Baca juga: Salim Lee: Candi Borobudur Simfoni Buddhadharma yang Indah
Om Salim berdomisili di Perth, Australia Barat. Ia memiliki pelbagai bidang usaha, di antaraya sebagai arsitek, konsultan, kontraktor, pengembangan dan pengelolaan panti jompo. Karena kecintaanya terhadap ajaran Borobudur, dalam kesibukannya mengelola berbagai usaha, Om Salim rela meluangkan waktu untuk membagikan pengetahuan Borobudur ke berbagai komunitas di Indonesia meskipun harus bolak-balik Australia – Indonesia. Termasuk kepada umat Buddha perdesaan Temanggung yang digelar di Dusun Krecek.
Om Salim tertarik mempelajari Candi Borobudur sejak menjadi mahasiswa S1 Universitas Diponegoro (Undip), Semarang 50 tahun lalu.
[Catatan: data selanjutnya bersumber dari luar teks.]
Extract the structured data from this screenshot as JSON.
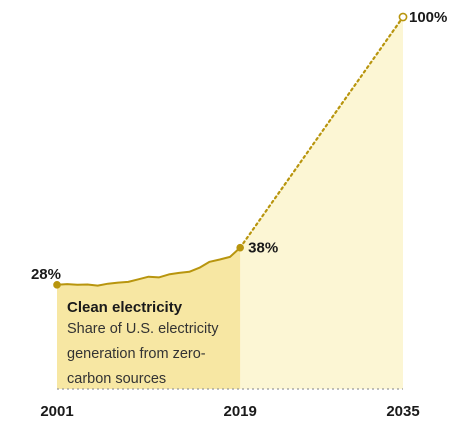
{
  "chart_data": {
    "type": "line",
    "x_ticks": [
      "2001",
      "2019",
      "2035"
    ],
    "series": [
      {
        "segment": "historical",
        "x": [
          2001,
          2002,
          2003,
          2004,
          2005,
          2006,
          2007,
          2008,
          2009,
          2010,
          2011,
          2012,
          2013,
          2014,
          2015,
          2016,
          2017,
          2018,
          2019
        ],
        "y": [
          28,
          28.2,
          28.0,
          28.1,
          27.8,
          28.3,
          28.6,
          28.8,
          29.5,
          30.2,
          30.0,
          30.8,
          31.2,
          31.5,
          32.6,
          34.2,
          34.8,
          35.5,
          38
        ]
      },
      {
        "segment": "projection",
        "x": [
          2019,
          2035
        ],
        "y": [
          38,
          100
        ]
      }
    ],
    "point_labels": [
      {
        "x": 2001,
        "y": 28,
        "text": "28%"
      },
      {
        "x": 2019,
        "y": 38,
        "text": "38%"
      },
      {
        "x": 2035,
        "y": 100,
        "text": "100%"
      }
    ],
    "annotation": {
      "title": "Clean electricity",
      "lines": [
        "Share of U.S. electricity",
        "generation from zero-",
        "carbon sources"
      ]
    },
    "xlim": [
      2001,
      2035
    ],
    "ylim": [
      0,
      100
    ],
    "colors": {
      "line": "#b8950e",
      "fill_historical": "#f7e7a3",
      "fill_projection": "#fcf6d4"
    }
  }
}
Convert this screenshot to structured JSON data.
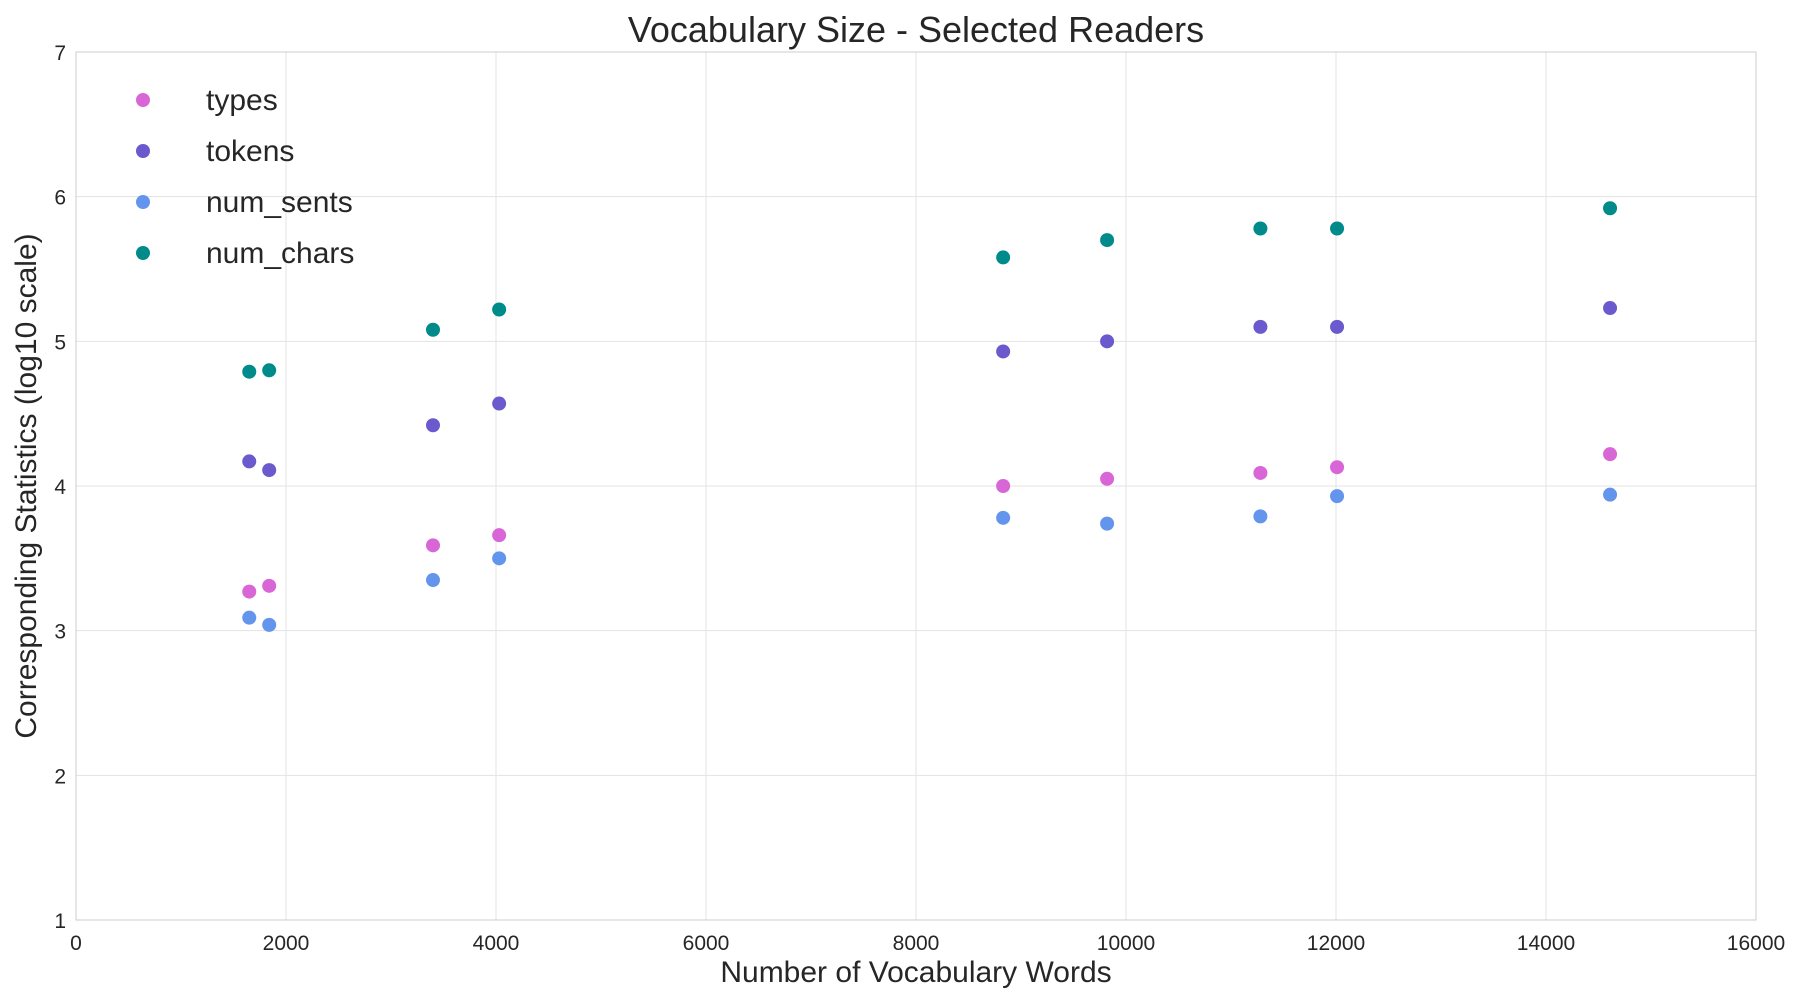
{
  "chart_data": {
    "type": "scatter",
    "title": "Vocabulary Size - Selected Readers",
    "xlabel": "Number of Vocabulary Words",
    "ylabel": "Corresponding Statistics (log10 scale)",
    "xlim": [
      0,
      16000
    ],
    "ylim": [
      1,
      7
    ],
    "xticks": [
      0,
      2000,
      4000,
      6000,
      8000,
      10000,
      12000,
      14000,
      16000
    ],
    "yticks": [
      1,
      2,
      3,
      4,
      5,
      6,
      7
    ],
    "grid": true,
    "legend_position": "top-left",
    "x": [
      1650,
      1840,
      3400,
      4030,
      8830,
      9820,
      11280,
      12010,
      14610
    ],
    "series": [
      {
        "name": "types",
        "color": "#d966d6",
        "values": [
          3.27,
          3.31,
          3.59,
          3.66,
          4.0,
          4.05,
          4.09,
          4.13,
          4.22
        ]
      },
      {
        "name": "tokens",
        "color": "#6a5acd",
        "values": [
          4.17,
          4.11,
          4.42,
          4.57,
          4.93,
          5.0,
          5.1,
          5.1,
          5.23
        ]
      },
      {
        "name": "num_sents",
        "color": "#6495ed",
        "values": [
          3.09,
          3.04,
          3.35,
          3.5,
          3.78,
          3.74,
          3.79,
          3.93,
          3.94
        ]
      },
      {
        "name": "num_chars",
        "color": "#008b8b",
        "values": [
          4.79,
          4.8,
          5.08,
          5.22,
          5.58,
          5.7,
          5.78,
          5.78,
          5.92
        ]
      }
    ]
  }
}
Selain intensif mempelajari dan meneliti teks-teks Candi Borobudur dan Muarajambi, ia juga serius mempelajari filosofi agama Buddha dan perkembangan sejarah Buddhadharma di Nusantara dan Dunia.
“Saya rasa Borobudur ini kok luar biasa sekali ya, semakin kita pelajari, semakin dimengerti akan semakin jatuh cinta. Borobudur ini dibuat ada maksudnya, bukan untuk pamer atau gagah-gagahan raja pembuatnya,” jelasnya.
“Jadi, di Dusun Krecek ini pertama kali kita akan mempelajari secara lengkap ajaran Borobudur. Mulai dari panel-panel relief paling bawah sampai atas. Kita akan melihat Borobudur ini pentingnya apa sih keberadaannya, apakah ada bukti-buktinya? Apakah sampai sekarang masih ada efek-efeknya dan kegunaan buat kita-kita ini. Artinya, apakah warisan nenek moyang kita ini masih tetap kita nikmati, kalau ada seperti apa?” jelasnya.
Karena itu, Om Salim mengajak kepada umat Buddha terutama anak muda untuk lebih serius mempelajari Borobudur. Mempelajari dan mamahami pengetahuan Borobudur menurutnya merupakan salah satu upaya untuk melestarikan Candi Borobudur. “Candi Borobudur adalah bangunan fisik, sekeras apa pun kita menjaga dan melestarikan, batu-batu candi itu suatu saat pasti akan aus dan lama-lama akan hilang. Jadi saya sendiri punya pamrih di sini, pamrihnya supaya ajaran Borobudur ini bisa kita mengerti, kita lestarikan kemudian diteruskan kepada anak cucuk kita,” paparnya.